Media reform expert to speak Nov. 15

Ben Scott

How national media policy affects citizens and local communities will be discussed at 6 p.m. Tuesday, Nov. 15 at Pack Library's Lord Auditorium in downtown Ashevile.

"Media Policy Affects You -- Start Affecting It" is the title of the free talk by Ben Scott, policy director for Free Press, the national media policy and public-interest advocacy organization founded by media scholar Robert McChesney.

Scott's free talk is sponsored by the Asheville-based nonprofit Mountain Area Information Network (MAIN).

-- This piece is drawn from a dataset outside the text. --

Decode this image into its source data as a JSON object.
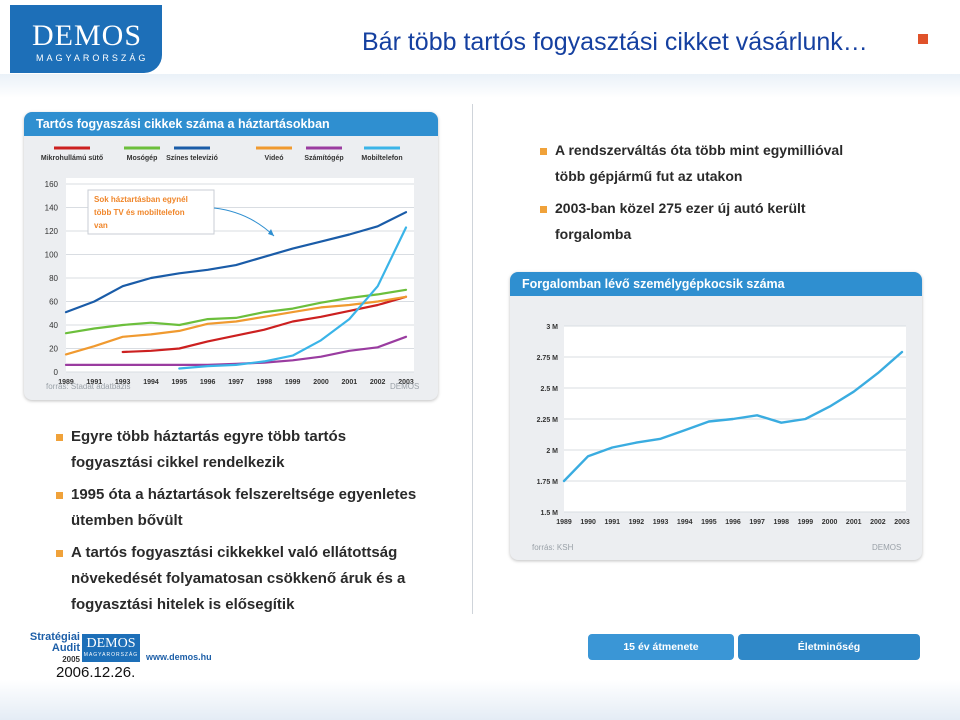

Scott will discuss the growing "media reform" movement and the changing landscape of media policy in Congress and the Federal Communications Commission (FCC). Issues include:

  • media consolidation and corporate ownership
  • the future of grassroots independent media
  • the historic shift from broadcast media to Internet-based media
  • ensuring affordable broadband Internet service
  • revisiting the 1996 Telecommunications Act.

"Ben Scott's talk comes at a critical time, as Congress revisits the 1996 Telecommunications Act," said Wally Bowen, executive director of MAIN. "Few citizens knew about the 1996 law because the corporate media chose not to cover it. The media reform movement is not going to let that happen this time," he said.

Scott is the co-editor of two books, "The Future of Media" and "Our Unfree Press." His 2004 essay, "The Politics and Policy of Media Ownership," appeared in the American University Law Review. Scott is the former telecommunicatons policy advisor to U.S. Rep. Bernie Sanders (I-Vt.).

Scott currently directs the Washington office for Free Press, a nonpartisan organization founded in 2003 "to increase informed public participation in crucial media policy debates, and to generate policies that will produce a more competitive and public interest-oriented media system with a strong nonprofit and noncommercial sector."